Digital tools have significantly improved operational performance and reduced costs in oil and gas operations by automating manual, resource-intensive tasks. Companies are implementing these tools across various processes in the value chain to enhance efficiency through better data visibility. Additionally, these tools minimise human involvement in hazardous environments, contributing to increased operational safety. But any new initiative requires sustained commitment for its effective application across the organisation. This comes at a cost, which often becomes a hurdle in the mass rollout. To ascertain if this was indeed the case for automation within the oil and gas industry, leading data and analytics company GlobalData conducted a poll among its readers on the investment outlook for automation over the next 12 months. The poll answered by professionals from over 50 countries generated 233 responses, with half of them indicating that the investments will go up. This was in line with the general positive sentiment towards automation technologies within the industry. Companies around the world are grappling with the challenge of finding capable frontline workers to do their tasks. As experienced field staff move on to other, less risky job roles, the need for automation becomes even more profound. As a result, companies will continue allocating some share of their budget for the implementation of automation technologies, including robotics, AI, and Internet of Things.

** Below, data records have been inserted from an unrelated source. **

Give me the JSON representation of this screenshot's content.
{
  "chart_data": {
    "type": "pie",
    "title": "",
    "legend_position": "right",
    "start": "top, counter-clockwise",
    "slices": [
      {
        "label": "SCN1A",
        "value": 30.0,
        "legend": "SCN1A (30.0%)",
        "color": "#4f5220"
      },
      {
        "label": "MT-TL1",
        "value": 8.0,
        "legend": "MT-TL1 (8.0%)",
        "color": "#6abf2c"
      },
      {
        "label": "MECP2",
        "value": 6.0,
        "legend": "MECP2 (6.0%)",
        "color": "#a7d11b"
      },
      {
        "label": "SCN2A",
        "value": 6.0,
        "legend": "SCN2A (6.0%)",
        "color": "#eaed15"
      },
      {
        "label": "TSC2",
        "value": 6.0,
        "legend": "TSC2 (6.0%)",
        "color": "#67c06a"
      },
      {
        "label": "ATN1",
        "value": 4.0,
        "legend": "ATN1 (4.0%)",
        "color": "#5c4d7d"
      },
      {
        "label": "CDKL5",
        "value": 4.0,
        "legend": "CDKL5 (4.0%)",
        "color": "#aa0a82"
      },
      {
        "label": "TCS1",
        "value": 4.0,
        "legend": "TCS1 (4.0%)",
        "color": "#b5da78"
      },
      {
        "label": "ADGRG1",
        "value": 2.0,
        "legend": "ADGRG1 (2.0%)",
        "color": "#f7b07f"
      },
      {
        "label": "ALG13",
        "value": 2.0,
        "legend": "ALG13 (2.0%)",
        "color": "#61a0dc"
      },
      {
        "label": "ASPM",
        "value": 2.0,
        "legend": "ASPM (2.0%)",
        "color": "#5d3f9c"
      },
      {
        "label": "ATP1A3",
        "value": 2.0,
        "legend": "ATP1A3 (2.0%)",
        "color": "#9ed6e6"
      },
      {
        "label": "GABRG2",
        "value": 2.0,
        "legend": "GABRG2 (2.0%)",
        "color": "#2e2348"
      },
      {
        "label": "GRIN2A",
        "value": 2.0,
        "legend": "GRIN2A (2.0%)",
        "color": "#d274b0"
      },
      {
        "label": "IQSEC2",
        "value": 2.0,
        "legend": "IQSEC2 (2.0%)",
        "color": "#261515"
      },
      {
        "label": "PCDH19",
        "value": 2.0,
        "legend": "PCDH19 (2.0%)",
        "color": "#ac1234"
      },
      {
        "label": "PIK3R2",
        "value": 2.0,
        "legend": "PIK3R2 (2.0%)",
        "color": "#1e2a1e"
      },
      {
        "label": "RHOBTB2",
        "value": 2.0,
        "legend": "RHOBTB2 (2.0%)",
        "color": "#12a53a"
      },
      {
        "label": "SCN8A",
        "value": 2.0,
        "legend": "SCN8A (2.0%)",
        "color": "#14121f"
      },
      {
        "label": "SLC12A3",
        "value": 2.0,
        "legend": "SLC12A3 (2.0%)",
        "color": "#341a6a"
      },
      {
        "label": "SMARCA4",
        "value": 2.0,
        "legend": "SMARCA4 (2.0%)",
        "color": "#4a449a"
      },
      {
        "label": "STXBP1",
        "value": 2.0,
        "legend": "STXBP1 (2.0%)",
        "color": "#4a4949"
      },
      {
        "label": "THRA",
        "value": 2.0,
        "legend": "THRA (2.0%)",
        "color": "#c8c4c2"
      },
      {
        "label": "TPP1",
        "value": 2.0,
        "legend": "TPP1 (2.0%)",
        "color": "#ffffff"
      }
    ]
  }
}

Nearly two-fifths of the respondents to this poll stated that their organisation’s spend on automation technologies might decline in the near future. Different organisations go through their own financial cycles of revenue generation, free cash flow, and profitability that may determine their investment priorities. At times, companies may have plans to undertake any major acquisition or invest in a new greenfield facility. In such cases, certain investments may take a back seat for a brief period. Nevertheless, automation is critical for the oil and gas industry in the longer run and will feature prominently in the capital plans of most organisations.

Around 12% of the respondents indicated that their organisation is likely to maintain its automation investments at the same level as the previous year. This also implies a consistent approach towards deploying these technologies within their operations.

Lastly, around 19% of the respondents couldn’t give a specific answer on their organisation’s investment preferences, perhaps due to limited visibility on this aspect.